Blue Emerald - Xero Experts

Making Your Cashflow Work For You

Strong cashflow is a vital part of a business whether you are large or small. It ranks high in the reasons why an otherwise successful business fails. The simple definition of cashflow means “Do I have enough in the bank account to cover all the expenses?”

 

Unfortunately, this is an area that alot of business owners ignore because there is just not enough of their time to go around. Because debtors collection can be time consuming. And like like a plane that runs out of fuel, the business starts to make that downward spiral……

 

Retail type businesses have an advantage as most of their cash comes when the sale is made. However, for the other 90% of businesses, some action often needs to be taken to improve their cashflow if it is not working for them. So what can you do? Here are some basic tips:

 

  • Document. Document. Document. If you sell a product, get purchase orders or an authorised email before you send your goods. If you are selling a service, consider using Terms & Conditions/Terms of Engagement, a quote or something similar signed by the customer which also clearly outlines the payment terms. If your customer is unwilling to put things in writing, it can often be a warning sign that they might not stick to their end of the bargain!
  • Be strong about enforcing a consequence if a customer is not paying. You might want to add a clause about interest being charged, or let the customer know they won’t be getting anymore product or service until they make a payment.

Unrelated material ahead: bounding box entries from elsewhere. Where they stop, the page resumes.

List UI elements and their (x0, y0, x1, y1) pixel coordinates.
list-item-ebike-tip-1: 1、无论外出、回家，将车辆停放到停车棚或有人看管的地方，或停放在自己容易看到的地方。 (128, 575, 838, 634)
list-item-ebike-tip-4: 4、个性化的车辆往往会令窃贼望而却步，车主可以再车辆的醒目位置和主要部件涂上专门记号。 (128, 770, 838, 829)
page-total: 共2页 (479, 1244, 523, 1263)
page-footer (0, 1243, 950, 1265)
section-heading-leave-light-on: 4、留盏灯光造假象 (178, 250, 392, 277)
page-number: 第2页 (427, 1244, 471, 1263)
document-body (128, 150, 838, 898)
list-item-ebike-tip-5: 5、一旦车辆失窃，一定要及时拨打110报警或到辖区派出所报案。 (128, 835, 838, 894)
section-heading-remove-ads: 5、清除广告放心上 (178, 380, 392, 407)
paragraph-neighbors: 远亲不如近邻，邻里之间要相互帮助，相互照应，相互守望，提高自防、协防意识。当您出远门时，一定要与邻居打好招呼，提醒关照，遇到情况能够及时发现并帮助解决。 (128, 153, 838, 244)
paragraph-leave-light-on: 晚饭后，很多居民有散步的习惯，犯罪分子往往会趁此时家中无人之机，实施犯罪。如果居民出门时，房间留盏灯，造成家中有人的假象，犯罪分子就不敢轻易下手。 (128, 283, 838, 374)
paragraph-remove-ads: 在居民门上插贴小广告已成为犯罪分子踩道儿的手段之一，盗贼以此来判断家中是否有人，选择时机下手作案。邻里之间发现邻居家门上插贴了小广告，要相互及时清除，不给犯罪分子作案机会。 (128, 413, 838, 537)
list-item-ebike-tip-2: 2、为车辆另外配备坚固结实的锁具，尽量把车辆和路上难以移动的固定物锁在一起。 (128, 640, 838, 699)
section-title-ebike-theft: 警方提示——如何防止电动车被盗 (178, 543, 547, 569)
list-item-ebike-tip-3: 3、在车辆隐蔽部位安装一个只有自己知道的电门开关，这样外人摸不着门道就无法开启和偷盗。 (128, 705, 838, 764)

Often we just want to increase our sales, so we continue on with customers who don’t pay. However, consider the cost to your business in supplying a customer for free (your stock &/or your time) vs not making the sale in the first place.
  • Consider offering a discount for customers who pay on or before time. Everyone loves to save money and this can be a good incentive. Many businesses with cashflow issues pay their suppliers who charge interest or offer discounts first. You may be able to the top of the payment run.
  • Consider asking for prepayments or deposits for larger invoices. Or issue progress invoices rather than one large invoice at the end when the customer has less incentive to pay now they have already received your goods or services.
  • Don’t just automatically hand out trade accounts to all customers. Consider offering a trade account after they have prepayed a few invoices first. And then get them to fill out a credit application with some trade references. And actually check these references! Most established businesses can give you a few suppliers who they regularly pay, however, if they can’t provide any at all, then this is another alarm bell…
  • Sending regular statements, reminders and making phone calls can encourage customers to pay. Most companies tend to pay the suppliers first that are in regular contact about their invoices. Usually just to not have to deal with phone calls and reminders. Some customers only pay on statement, so make sure you are sending these out regularly at appropriate intervals. It can also help identify those invoices that never made it to the customer. And if you are using Xero, the XOCashflow add-on can automatically send email reminders to those customers who are overdue making the whole process even easier.
  • Cashflow forecasting & budgeting, although somewhat time consuming for a business owner, can actually identify areas in your business that need improvement as well as helping you understand what new costs certain things, such as different cost of sales or suppliers, new assets or employees or even the costs of new services or products, can mean for your cashflow. You may also need to look at areas like how much cash you are taking from the business yourself or your gross profit margin (i.e. Sales less your Cost of Sales).

 

For many smaller business owners, focussing on cashflow and debtors collection can seem like a waste of time when they could be making sales, however, even though a business can be profitable and have high sales, if the actual cash is not coming in on a regular basis, then the amount of sales is not going to improve your business and in fact the lack of cash can cause you to start heading on that downward spiral.